Users of data from Wharton Research Data Services (WRDS) may find the newly updated version of my Python package wrds2pg useful. This package started life as converted-Perl code for getting WRDS SAS data into my PostgreSQL database (this was before the WRDS PostreSQL database existed).
Recently, with the help of Evan Jo of Queen’s University, I have expanded the capability of the package to support parquet files and compressed CSV files. The parquet format is a “an open standards-based format widely used by big data systems” and is emerging as a kind of “modern CSV” (see here for some discussion of the benefits of the format).

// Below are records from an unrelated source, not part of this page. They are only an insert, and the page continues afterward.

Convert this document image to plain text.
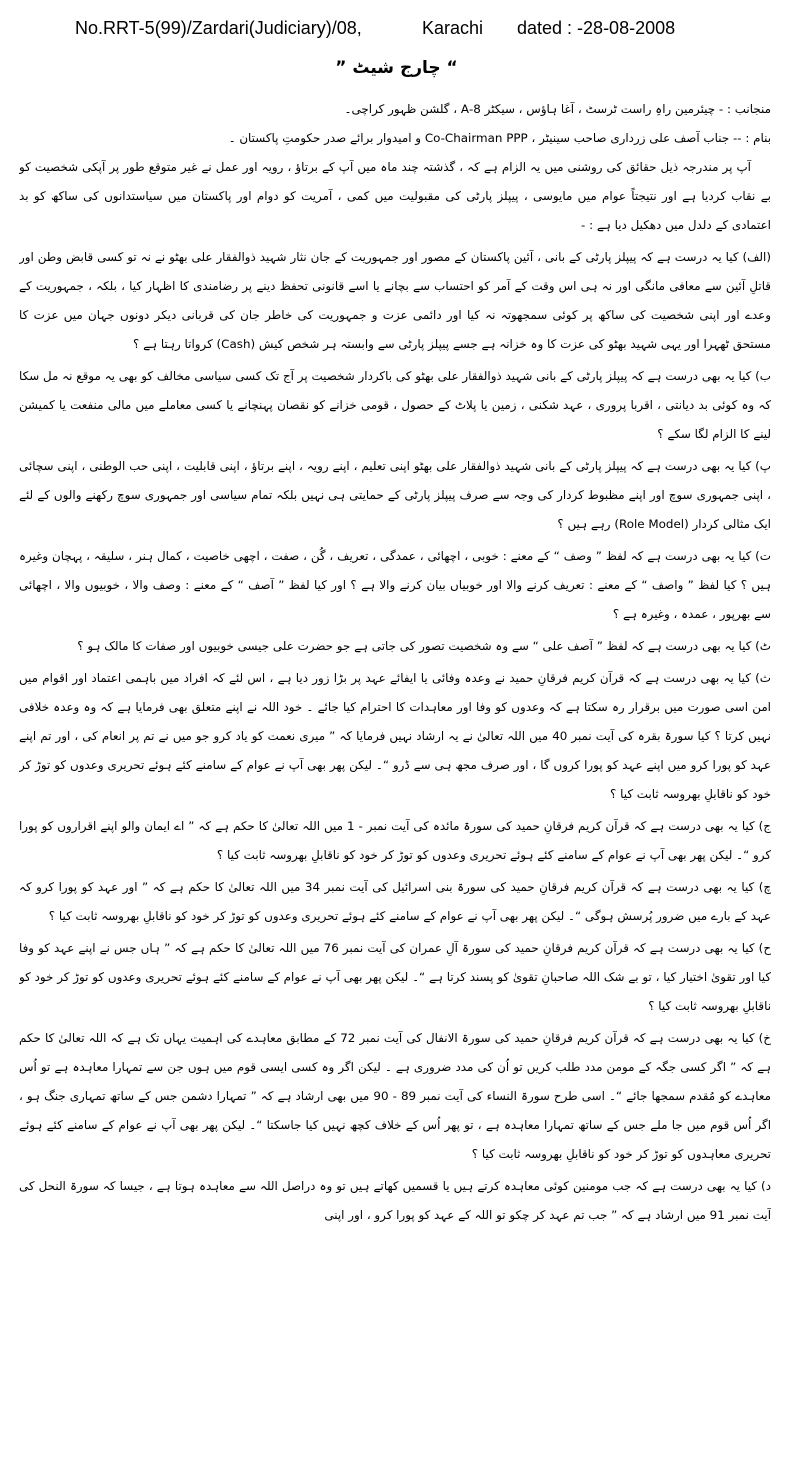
No.RRT-5(99)/Zardari(Judiciary)/08,	Karachi dated : -28-08-2008
“ چارج شیٹ ”

منجانب : - چیئرمین راہِ راست ٹرسٹ ، آغا ہاؤس ، سیکٹر 8-A ، گلشن ظہور کراچی۔

بنام : -- جناب آصف علی زرداری صاحب سینیٹر ، Co-Chairman PPP و امیدوار برائے صدر حکومتِ پاکستان ۔

آپ پر مندرجہ ذیل حقائق کی روشنی میں یہ الزام ہے کہ ، گذشتہ چند ماہ میں آپ کے برتاؤ ، رویہ اور عمل نے غیر متوقع طور پر آپکی شخصیت کو بے نقاب کردیا ہے اور نتیجتاً عوام میں مایوسی ، پیپلز پارٹی کی مقبولیت میں کمی ، آمریت کو دوام اور پاکستان میں سیاستدانوں کی ساکھ کو بد اعتمادی کے دلدل میں دھکیل دیا ہے : -

(الف) کیا یہ درست ہے کہ پیپلز پارٹی کے بانی ، آئین پاکستان کے مصور اور جمہوریت کے جان نثار شہید ذوالفقار علی بھٹو نے نہ تو کسی قابض وطن اور قاتلِ آئین سے معافی مانگی اور نہ ہی اس وقت کے آمر کو احتساب سے بچانے یا اسے قانونی تحفظ دینے پر رضامندی کا اظہار کیا ، بلکہ ، جمہوریت کے وعدے اور اپنی شخصیت کی ساکھ پر کوئی سمجھوتہ نہ کیا اور دائمی عزت و جمہوریت کی خاطر جان کی قربانی دیکر دونوں جہان میں عزت کا مستحق ٹھہرا اور یہی شہید بھٹو کی عزت کا وہ خزانہ ہے جسے پیپلز پارٹی سے وابستہ ہر شخص کیش (Cash) کرواتا رہتا ہے ؟

ب) کیا یہ بھی درست ہے کہ پیپلز پارٹی کے بانی شہید ذوالفقار علی بھٹو کی باکردار شخصیت پر آج تک کسی سیاسی مخالف کو بھی یہ موقع نہ مل سکا کہ وہ کوئی بد دیانتی ، اقربا پروری ، عہد شکنی ، زمین یا پلاٹ کے حصول ، قومی خزانے کو نقصان پہنچانے یا کسی معاملے میں مالی منفعت یا کمیشن لینے کا الزام لگا سکے ؟

پ) کیا یہ بھی درست ہے کہ پیپلز پارٹی کے بانی شہید ذوالفقار علی بھٹو اپنی تعلیم ، اپنے رویہ ، اپنے برتاؤ ، اپنی قابلیت ، اپنی حب الوطنی ، اپنی سچائی ، اپنی جمہوری سوچ اور اپنے مظبوط کردار کی وجہ سے صرف پیپلز پارٹی کے حمایتی ہی نہیں بلکہ تمام سیاسی اور جمہوری سوچ رکھنے والوں کے لئے ایک مثالی کردار (Role Model) رہے ہیں ؟

ت) کیا یہ بھی درست ہے کہ لفظ ” وصف “ کے معنے : خوبی ، اچھائی ، عمدگی ، تعریف ، گُن ، صفت ، اچھی خاصیت ، کمال ہنر ، سلیقہ ، پہچان وغیرہ ہیں ؟ کیا لفظ ” واصف “ کے معنے : تعریف کرنے والا اور خوبیاں بیان کرنے والا ہے ؟ اور کیا لفظ ” آصف “ کے معنے : وصف والا ، خوبیوں والا ، اچھائی سے بھرپور ، عمدہ ، وغیرہ ہے ؟

ٹ) کیا یہ بھی درست ہے کہ لفظ ” آصف علی “ سے وہ شخصیت تصور کی جاتی ہے جو حضرت علی جیسی خوبیوں اور صفات کا مالک ہو ؟

ث) کیا یہ بھی درست ہے کہ قرآن کریم فرقانِ حمید نے وعدہ وفائی یا ایفائے عہد پر بڑا زور دیا ہے ، اس لئے کہ افراد میں باہمی اعتماد اور اقوام میں امن اسی صورت میں برقرار رہ سکتا ہے کہ وعدوں کو وفا اور معاہدات کا احترام کیا جائے ۔ خود اللہ نے اپنے متعلق بھی فرمایا ہے کہ وہ وعدہ خلافی نہیں کرتا ؟ کیا سورۃ بقرہ کی آیت نمبر 40 میں اللہ تعالیٰ نے یہ ارشاد نہیں فرمایا کہ ” میری نعمت کو یاد کرو جو میں نے تم پر انعام کی ، اور تم اپنے عہد کو پورا کرو میں اپنے عہد کو پورا کروں گا ، اور صرف مجھ ہی سے ڈرو “۔ لیکن پھر بھی آپ نے عوام کے سامنے کئے ہوئے تحریری وعدوں کو توڑ کر خود کو ناقابلِ بھروسہ ثابت کیا ؟

ج) کیا یہ بھی درست ہے کہ قرآن کریم فرقانِ حمید کی سورۃ مائدہ کی آیت نمبر - 1 میں اللہ تعالیٰ کا حکم ہے کہ ” اے ایمان والو اپنے اقراروں کو پورا کرو “۔ لیکن پھر بھی آپ نے عوام کے سامنے کئے ہوئے تحریری وعدوں کو توڑ کر خود کو ناقابلِ بھروسہ ثابت کیا ؟

چ) کیا یہ بھی درست ہے کہ قرآن کریم فرقانِ حمید کی سورۃ بنی اسرائیل کی آیت نمبر 34 میں اللہ تعالیٰ کا حکم ہے کہ ” اور عہد کو پورا کرو کہ عہد کے بارے میں ضرور پُرسش ہوگی “۔ لیکن پھر بھی آپ نے عوام کے سامنے کئے ہوئے تحریری وعدوں کو توڑ کر خود کو ناقابلِ بھروسہ ثابت کیا ؟

ح) کیا یہ بھی درست ہے کہ قرآن کریم فرقانِ حمید کی سورۃ آلِ عمران کی آیت نمبر 76 میں اللہ تعالیٰ کا حکم ہے کہ ” ہاں جس نے اپنے عہد کو وفا کیا اور تقویٰ اختیار کیا ، تو بے شک اللہ صاحبانِ تقویٰ کو پسند کرتا ہے “۔ لیکن پھر بھی آپ نے عوام کے سامنے کئے ہوئے تحریری وعدوں کو توڑ کر خود کو ناقابلِ بھروسہ ثابت کیا ؟

خ) کیا یہ بھی درست ہے کہ قرآن کریم فرقانِ حمید کی سورۃ الانفال کی آیت نمبر 72 کے مطابق معاہدے کی اہمیت یہاں تک ہے کہ اللہ تعالیٰ کا حکم ہے کہ ” اگر کسی جگہ کے مومن مدد طلب کریں تو اُن کی مدد ضروری ہے ۔ لیکن اگر وہ کسی ایسی قوم میں ہوں جن سے تمہارا معاہدہ ہے تو اُس معاہدے کو مُقدم سمجھا جائے “۔ اسی طرح سورۃ النساء کی آیت نمبر 89 - 90 میں بھی ارشاد ہے کہ ” تمہارا دشمن جس کے ساتھ تمہاری جنگ ہو ، اگر اُس قوم میں جا ملے جس کے ساتھ تمہارا معاہدہ ہے ، تو پھر اُس کے خلاف کچھ نہیں کیا جاسکتا “۔ لیکن پھر بھی آپ نے عوام کے سامنے کئے ہوئے تحریری معاہدوں کو توڑ کر خود کو ناقابلِ بھروسہ ثابت کیا ؟

د) کیا یہ بھی درست ہے کہ جب مومنین کوئی معاہدہ کرتے ہیں یا قسمیں کھاتے ہیں تو وہ دراصل اللہ سے معاہدہ ہوتا ہے ، جیسا کہ سورۃ النحل کی آیت نمبر 91 میں ارشاد ہے کہ ” جب تم عہد کر چکو تو اللہ کے عہد کو پورا کرو ، اور اپنی
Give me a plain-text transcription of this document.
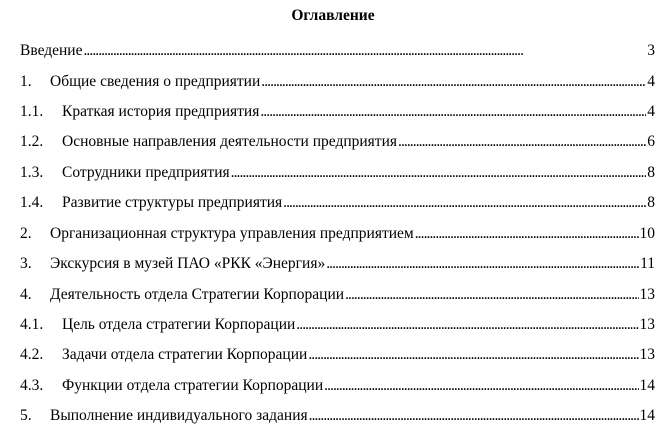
Оглавление
Введение . . .	3
1.	Общие сведения о предприятии . . .	4
1.1.	Краткая история предприятия . . .	4
1.2.	Основные направления деятельности предприятия . . .	6
1.3.	Сотрудники предприятия . . .	8
1.4.	Развитие структуры предприятия . . .	8
2.	Организационная структура управления предприятием . . .	10
3.	Экскурсия в музей ПАО «РКК «Энергия» . . .	11
4.	Деятельность отдела Стратегии Корпорации . . .	13
4.1.	Цель отдела стратегии Корпорации . . .	13
4.2.	Задачи отдела стратегии Корпорации . . .	13
4.3.	Функции отдела стратегии Корпорации . . .	14
5.	Выполнение индивидуального задания . . .	14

The original idea of the wrds2pg package was to make it easy to maintain a local PostgreSQL database, which is often more convenient than using the WRDS database. The addition of support for parquet file makes it possible to get many of the benefits of a local PostgreSQL database with less set-up. Additionally, parquet files are very fast.
What are some benefits of having a package like? wrds2pg? Here I discuss two:
Increased reproducibility. Looking through the code-and-data repository provided by the Journal of Accounting Research, one often sees code referring to data sets such as CRSPmonthly79to18.sas7bdat or Compustat.dta. While one can often guess how such data sets were created by the authors, the need to guess increases the cost of replication relative to code that starts with crsp.msf or comp.funda, canonical versions of which are supplied by WRDS. The functions supplied by wrds2pg produce data sets crsp.msf or comp.funda that are functionally equivalent to the versions supplied by WRDS.
This approach dramatically increases reproducibility of code. For example, a core promise of my (work-in-progress) book with Tony Ding, Empirical Research in Accounting: Tools and Methods, is that all tables and plots in the book can be reproduced by a reader with a WRDS account and a computer. This is true whether one uses the WRDS PostgreSQL database, or one’s own database populated using wrds2pg. And with very minor modifications to the code, the same is true using a parquet repository created using wrds2pg.
Blazing performance. A local PostgreSQL database will be very fast, but the data analysis using parquet files can reach another level. For example, the data steps shown here take nearly a minute on the WRDS servers (using SAS and the 16.5 GB version of crsp.dsf). But on my three-year-old Mac mini using a 2.1 GB parquet version of crsp.dsf, they take under three seconds. (The parquet file contains the same data, but is smaller due to compression.)
Guidance on setting up a PostgreSQL database of your own is provided here. We explain how to set up a parquet data repository here. Quarto templates to run code and do the exercises in our book using the WRDS PostgreSQL database (or your own) can be found here. Some templates using parquet data are also included there. (Parquet templates for all chapters should be available early in 2024.) As the wrds2pg package is hosted on PyPI (thanks to Jingyu Zhang), one can install it using standard Python tools (pip3 install wrds2pg).
Many code examples can be found in our book. We have a contract with CRC Press to publish the book in print form and it should be available mid-2024. The book will remain online even after publication. Accompanying the book are an R package farr, the templates referred to above, and (for instructors) solution manuals to the exercises in the book. Comments and suggestions are welcomed.